PLAYWAVE CREATIVE REVIEW: SILENT NIGHT
Silent Night by Darlinghurst Theatre Company at the Eternity Playhouse. Photo by Brett Boardman, featuring performers Amanda Bishop, Richard Sydenham and Aaron Glenane.
Playwave Creative Review: SILENT NIGHT
Reviewed by Zack Lewin and Nicole Pingon
Yes, Silent Night is all about our favourite holiday, Christmas, but it’s so much more than that. It’s a satirical slap in the face of our own bizarre behaviours within the festive season, and reveals the harsh realities of our digitalised 21st Century world on our own morality. It’s confronting. It’s intense. But perhaps most importantly, it plays with every preconceived notion of what theatre can be.
The moment we entered the theatre, our love-hate relationship with Christmas sprung to life. Obnoxious Christmas music played on a loop and the overload of festive LED lit decorations reminded us that the holiday season was coming, and didn’t care if we thought November was too early, because it’s here, and it’s not going anywhere.
It’s this unapologetic attitude that gives Silent Night its charm, but also strips it of its approachability. The show tells the story of an upper middle class white family from West Ryde as they compete with their neighbours to win the ARCE (Australian Ritual Christmas Excellence) awards. It’s a parody of the classic sitcom formula played live on stage, satirising the 21st Century model of objectified rituals and beliefs and our very own commercialised Christmas. It approaches these heavy and confronting topics with even heavier, and especially even more confronting, execution.
Absolutely overrun with crude jokes and somewhat religiously insensitive content, this show could prove especially confronting to those who aren’t accustomed to this form of social commentary. Even as huge fans of satire, in Silent Night, it was found to be excessive at times, and due to this it’s easy to misunderstand the purpose of the show: to expose and condemn our western world privilege and our capitalist objectification of culture. To call to question how excellently we could possibly be executing our rituals if we are only doing so for the sake of superficiality. A moment that stood out was when, one of the characters said, “Jesus and the antichrist look very similar when you’re online!” This seemed like a gag; everyone laughed because it was very funny, but it almost completely sums up the message of the show: in our digital world, why is the line between good and evil so blurred?
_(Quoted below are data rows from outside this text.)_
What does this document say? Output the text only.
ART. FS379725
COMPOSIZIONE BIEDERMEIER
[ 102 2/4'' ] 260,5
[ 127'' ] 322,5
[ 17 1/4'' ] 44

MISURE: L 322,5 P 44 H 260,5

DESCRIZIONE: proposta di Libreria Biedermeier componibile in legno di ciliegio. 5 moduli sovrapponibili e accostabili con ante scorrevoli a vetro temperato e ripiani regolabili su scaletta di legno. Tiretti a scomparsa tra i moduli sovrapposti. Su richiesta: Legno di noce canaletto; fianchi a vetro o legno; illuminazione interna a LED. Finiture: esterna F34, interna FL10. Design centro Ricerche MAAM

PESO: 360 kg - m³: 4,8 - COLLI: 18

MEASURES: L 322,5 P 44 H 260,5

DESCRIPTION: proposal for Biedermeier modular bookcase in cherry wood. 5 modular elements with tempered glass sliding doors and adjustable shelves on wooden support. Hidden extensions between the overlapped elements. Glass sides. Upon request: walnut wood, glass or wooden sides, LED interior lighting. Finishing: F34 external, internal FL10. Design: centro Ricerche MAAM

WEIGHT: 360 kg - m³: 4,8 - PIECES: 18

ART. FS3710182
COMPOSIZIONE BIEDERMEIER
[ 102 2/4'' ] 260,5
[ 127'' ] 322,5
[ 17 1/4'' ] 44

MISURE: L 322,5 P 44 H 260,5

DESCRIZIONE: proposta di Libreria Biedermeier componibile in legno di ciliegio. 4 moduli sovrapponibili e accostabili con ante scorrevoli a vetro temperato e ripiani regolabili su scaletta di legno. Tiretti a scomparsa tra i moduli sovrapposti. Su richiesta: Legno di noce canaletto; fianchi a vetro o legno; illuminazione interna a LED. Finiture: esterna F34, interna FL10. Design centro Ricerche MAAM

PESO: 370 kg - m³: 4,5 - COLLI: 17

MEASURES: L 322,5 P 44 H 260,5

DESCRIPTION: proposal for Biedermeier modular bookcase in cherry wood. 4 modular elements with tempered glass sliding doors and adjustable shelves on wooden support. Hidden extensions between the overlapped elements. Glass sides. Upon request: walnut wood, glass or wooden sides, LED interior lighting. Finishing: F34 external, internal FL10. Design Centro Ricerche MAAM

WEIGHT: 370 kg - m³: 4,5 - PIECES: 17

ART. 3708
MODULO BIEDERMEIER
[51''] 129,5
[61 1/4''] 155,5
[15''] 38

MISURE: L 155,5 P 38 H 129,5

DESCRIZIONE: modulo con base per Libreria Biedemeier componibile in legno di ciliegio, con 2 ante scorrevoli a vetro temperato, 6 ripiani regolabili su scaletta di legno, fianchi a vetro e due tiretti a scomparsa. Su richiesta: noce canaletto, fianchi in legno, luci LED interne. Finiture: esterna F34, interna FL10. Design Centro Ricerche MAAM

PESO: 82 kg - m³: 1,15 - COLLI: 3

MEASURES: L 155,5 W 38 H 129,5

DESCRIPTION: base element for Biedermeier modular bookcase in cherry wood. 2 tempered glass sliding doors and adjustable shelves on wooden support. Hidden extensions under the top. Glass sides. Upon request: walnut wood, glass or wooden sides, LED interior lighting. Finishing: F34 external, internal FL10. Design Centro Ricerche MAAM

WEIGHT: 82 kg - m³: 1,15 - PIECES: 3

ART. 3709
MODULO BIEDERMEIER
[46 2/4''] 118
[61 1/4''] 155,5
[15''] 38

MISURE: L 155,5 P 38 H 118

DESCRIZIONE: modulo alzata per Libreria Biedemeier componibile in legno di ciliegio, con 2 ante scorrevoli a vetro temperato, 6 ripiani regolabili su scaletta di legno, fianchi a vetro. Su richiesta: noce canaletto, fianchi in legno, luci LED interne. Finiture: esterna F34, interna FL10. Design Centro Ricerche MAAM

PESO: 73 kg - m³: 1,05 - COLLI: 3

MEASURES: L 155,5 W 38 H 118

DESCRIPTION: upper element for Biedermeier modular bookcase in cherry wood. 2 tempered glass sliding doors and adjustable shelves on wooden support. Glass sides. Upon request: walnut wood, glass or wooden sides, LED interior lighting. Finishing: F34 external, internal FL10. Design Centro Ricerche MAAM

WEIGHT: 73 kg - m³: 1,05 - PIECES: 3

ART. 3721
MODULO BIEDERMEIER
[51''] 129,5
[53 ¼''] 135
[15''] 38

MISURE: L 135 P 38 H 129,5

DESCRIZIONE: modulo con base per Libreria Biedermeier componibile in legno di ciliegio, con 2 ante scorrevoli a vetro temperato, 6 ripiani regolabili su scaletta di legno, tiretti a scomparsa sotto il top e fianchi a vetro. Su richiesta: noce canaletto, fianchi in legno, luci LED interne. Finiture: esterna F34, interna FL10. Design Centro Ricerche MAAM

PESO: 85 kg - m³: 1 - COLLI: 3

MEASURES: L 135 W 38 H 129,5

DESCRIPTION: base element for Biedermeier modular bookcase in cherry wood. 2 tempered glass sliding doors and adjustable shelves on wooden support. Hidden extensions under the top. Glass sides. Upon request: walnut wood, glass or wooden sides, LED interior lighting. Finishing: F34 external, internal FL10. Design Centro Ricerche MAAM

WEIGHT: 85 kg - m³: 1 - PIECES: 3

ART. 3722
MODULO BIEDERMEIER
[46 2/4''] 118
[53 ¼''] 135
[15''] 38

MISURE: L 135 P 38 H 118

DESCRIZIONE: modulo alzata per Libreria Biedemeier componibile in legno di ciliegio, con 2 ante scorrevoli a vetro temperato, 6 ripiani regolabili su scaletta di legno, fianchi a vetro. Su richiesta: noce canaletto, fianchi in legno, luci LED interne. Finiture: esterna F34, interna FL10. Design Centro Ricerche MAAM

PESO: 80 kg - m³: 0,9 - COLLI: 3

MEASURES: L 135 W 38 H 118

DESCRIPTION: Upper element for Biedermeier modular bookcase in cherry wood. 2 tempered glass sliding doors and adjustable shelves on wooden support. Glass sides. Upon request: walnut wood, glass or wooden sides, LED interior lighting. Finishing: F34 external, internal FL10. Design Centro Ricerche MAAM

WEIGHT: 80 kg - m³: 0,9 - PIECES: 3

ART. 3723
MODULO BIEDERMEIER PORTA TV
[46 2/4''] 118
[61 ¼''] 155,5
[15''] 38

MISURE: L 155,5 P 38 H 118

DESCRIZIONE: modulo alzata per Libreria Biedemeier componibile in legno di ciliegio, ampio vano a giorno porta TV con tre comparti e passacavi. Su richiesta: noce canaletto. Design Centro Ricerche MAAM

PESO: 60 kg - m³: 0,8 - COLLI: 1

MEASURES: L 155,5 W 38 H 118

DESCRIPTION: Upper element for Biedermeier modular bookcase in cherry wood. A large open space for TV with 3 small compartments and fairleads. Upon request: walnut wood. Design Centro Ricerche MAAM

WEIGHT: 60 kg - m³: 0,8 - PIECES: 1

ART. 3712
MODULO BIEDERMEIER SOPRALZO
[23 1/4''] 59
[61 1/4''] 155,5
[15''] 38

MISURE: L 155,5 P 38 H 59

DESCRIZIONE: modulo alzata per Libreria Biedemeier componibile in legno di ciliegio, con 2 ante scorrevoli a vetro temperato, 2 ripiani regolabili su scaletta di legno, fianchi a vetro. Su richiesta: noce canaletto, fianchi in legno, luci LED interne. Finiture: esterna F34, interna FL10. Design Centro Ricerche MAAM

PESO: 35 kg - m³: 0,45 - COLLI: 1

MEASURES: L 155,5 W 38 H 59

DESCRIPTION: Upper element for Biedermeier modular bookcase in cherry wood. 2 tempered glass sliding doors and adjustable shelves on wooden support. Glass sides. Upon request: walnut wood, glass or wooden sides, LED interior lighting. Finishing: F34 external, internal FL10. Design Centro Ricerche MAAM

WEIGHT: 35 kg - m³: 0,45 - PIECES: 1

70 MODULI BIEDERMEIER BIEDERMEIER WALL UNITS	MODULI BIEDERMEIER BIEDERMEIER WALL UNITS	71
The show’s messages were forthcoming, almost edging on being too close to home. From beginning to end, the show was a sharp satire that didn’t shy away from its audiences. It was blatant that it was a critique of us, but at times it strayed too far from our reality, making it difficult to really see ourselves within the show. Its overtness is commendable, and frankly, an assault on its audiences and what we typically view as entertaining. While it is not necessarily an enjoyable show, it’s definitely memorable. This exact feeling of contemplation and confliction we’ve been left with is powerful, and that is what makes Silent Night a show worth seeing.